Arnab Das, Capgemini said the real ARPU generating use cases are B2B adoption of 5G. We are working in Italy for creating smart store experience. In other countries, we are looking at warehouses, and operational research (OR) efficiency use case. Here, 5G can come in. SLAs can be given to enterprises by telcos. 5G provides an interesting opportunity. There will be more flexibility and new design of the network. OpenRAN for indoors has a new design.
Capgemini has started 5G (standalone) Industry Connect solution from Ericsson at its 5G Lab in Mumbai to enable industry innovation, experimentation and deployment of 5G and edge technologies for clients across industries.

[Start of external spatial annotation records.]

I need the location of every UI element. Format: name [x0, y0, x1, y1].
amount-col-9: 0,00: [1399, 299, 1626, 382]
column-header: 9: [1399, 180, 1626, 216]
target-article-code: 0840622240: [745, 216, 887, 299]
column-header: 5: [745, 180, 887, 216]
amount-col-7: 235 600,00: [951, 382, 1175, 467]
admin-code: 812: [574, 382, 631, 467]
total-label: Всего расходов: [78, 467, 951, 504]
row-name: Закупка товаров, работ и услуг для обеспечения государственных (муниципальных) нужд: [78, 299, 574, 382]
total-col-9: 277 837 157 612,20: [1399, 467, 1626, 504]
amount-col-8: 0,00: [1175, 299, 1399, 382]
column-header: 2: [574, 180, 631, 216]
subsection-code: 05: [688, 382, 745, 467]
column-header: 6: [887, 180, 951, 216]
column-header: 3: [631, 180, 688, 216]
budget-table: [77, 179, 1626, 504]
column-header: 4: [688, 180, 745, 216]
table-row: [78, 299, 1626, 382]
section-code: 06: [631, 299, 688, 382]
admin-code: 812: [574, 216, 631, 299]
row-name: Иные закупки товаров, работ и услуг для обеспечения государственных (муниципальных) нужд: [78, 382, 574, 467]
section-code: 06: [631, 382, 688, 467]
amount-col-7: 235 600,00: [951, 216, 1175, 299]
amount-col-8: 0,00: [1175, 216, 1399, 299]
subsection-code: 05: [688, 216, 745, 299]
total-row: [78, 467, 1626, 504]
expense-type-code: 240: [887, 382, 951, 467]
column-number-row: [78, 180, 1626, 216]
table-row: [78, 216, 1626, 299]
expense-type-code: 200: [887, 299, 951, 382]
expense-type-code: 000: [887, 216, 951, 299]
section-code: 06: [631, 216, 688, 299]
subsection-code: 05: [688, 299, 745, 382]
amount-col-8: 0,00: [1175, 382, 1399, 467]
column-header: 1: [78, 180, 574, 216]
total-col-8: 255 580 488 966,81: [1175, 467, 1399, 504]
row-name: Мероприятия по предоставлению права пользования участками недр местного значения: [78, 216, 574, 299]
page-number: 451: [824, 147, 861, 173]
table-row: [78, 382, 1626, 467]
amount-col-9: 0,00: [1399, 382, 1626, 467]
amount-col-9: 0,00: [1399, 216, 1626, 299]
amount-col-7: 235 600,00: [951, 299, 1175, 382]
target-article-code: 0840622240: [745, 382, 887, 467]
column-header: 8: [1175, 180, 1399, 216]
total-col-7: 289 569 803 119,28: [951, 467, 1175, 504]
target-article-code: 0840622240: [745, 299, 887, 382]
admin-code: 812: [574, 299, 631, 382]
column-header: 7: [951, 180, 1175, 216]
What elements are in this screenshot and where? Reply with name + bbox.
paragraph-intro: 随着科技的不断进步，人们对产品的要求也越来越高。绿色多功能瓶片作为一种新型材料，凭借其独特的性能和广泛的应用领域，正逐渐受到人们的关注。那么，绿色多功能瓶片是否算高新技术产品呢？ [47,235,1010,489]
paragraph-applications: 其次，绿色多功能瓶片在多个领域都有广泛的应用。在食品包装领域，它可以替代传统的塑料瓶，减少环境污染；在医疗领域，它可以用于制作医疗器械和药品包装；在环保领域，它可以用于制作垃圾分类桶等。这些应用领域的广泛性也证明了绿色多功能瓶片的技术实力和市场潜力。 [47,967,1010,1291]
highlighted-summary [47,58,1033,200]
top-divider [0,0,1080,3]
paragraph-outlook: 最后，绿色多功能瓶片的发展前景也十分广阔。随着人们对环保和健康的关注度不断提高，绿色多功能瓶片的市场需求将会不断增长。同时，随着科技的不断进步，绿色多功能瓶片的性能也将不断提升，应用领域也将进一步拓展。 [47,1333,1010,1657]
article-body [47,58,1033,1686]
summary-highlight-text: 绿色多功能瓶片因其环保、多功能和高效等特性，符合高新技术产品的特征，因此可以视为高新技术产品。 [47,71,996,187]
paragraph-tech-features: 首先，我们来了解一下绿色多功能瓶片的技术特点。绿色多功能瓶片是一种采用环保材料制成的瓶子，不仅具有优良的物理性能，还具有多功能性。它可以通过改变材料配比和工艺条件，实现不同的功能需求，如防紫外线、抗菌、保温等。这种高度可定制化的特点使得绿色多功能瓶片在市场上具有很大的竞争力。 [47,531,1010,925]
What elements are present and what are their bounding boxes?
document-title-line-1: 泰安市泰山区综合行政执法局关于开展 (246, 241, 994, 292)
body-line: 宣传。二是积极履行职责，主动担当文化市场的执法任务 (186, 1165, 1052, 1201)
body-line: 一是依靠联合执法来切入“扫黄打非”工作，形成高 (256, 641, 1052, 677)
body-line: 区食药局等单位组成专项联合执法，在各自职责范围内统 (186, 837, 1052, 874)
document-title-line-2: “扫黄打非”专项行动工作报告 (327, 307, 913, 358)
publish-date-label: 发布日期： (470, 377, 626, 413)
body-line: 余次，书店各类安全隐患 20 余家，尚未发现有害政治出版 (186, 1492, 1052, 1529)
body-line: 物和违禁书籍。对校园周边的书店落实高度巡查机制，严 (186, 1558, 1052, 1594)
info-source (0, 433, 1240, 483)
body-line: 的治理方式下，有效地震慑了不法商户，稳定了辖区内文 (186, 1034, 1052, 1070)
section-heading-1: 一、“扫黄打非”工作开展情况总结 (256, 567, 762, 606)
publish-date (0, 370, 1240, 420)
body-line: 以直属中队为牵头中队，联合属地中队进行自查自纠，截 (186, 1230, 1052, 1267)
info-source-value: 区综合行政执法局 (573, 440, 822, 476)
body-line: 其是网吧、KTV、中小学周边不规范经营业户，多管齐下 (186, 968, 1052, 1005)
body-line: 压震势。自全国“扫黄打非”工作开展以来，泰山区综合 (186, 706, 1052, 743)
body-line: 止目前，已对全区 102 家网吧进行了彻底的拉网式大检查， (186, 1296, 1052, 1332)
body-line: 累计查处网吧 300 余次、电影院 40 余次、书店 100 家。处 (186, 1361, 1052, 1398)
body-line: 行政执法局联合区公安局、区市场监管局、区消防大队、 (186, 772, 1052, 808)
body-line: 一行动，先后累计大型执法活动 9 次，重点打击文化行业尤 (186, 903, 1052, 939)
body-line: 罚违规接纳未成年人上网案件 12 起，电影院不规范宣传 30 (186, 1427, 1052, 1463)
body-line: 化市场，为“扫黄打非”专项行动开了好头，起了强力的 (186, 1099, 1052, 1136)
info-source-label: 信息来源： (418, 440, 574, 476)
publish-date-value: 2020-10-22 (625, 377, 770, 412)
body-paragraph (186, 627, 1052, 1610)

Other labs are in Paris and Portugal.
Amit Satpathy, Vi, said there are dynamic and static requirements for IoT. NB-IoT worked outside India, especially China. We have a large deployment of AMR in India. We did the V2X trial in India. For Industry 4.0, we need low latency, robotics, etc. We have done two deployments -- at Hindalco and another factory. We also need to look at interoperability.
Xavier Kurian, Dell, added there are so many protocols and formats of data being generated. To put the systems together is to standardize that. We need to ensure what needs to be taken to larger analytics. There is also conversation around distributed cloud. This will make things much easy for distributed apps. We need to standardize data and distributed apps.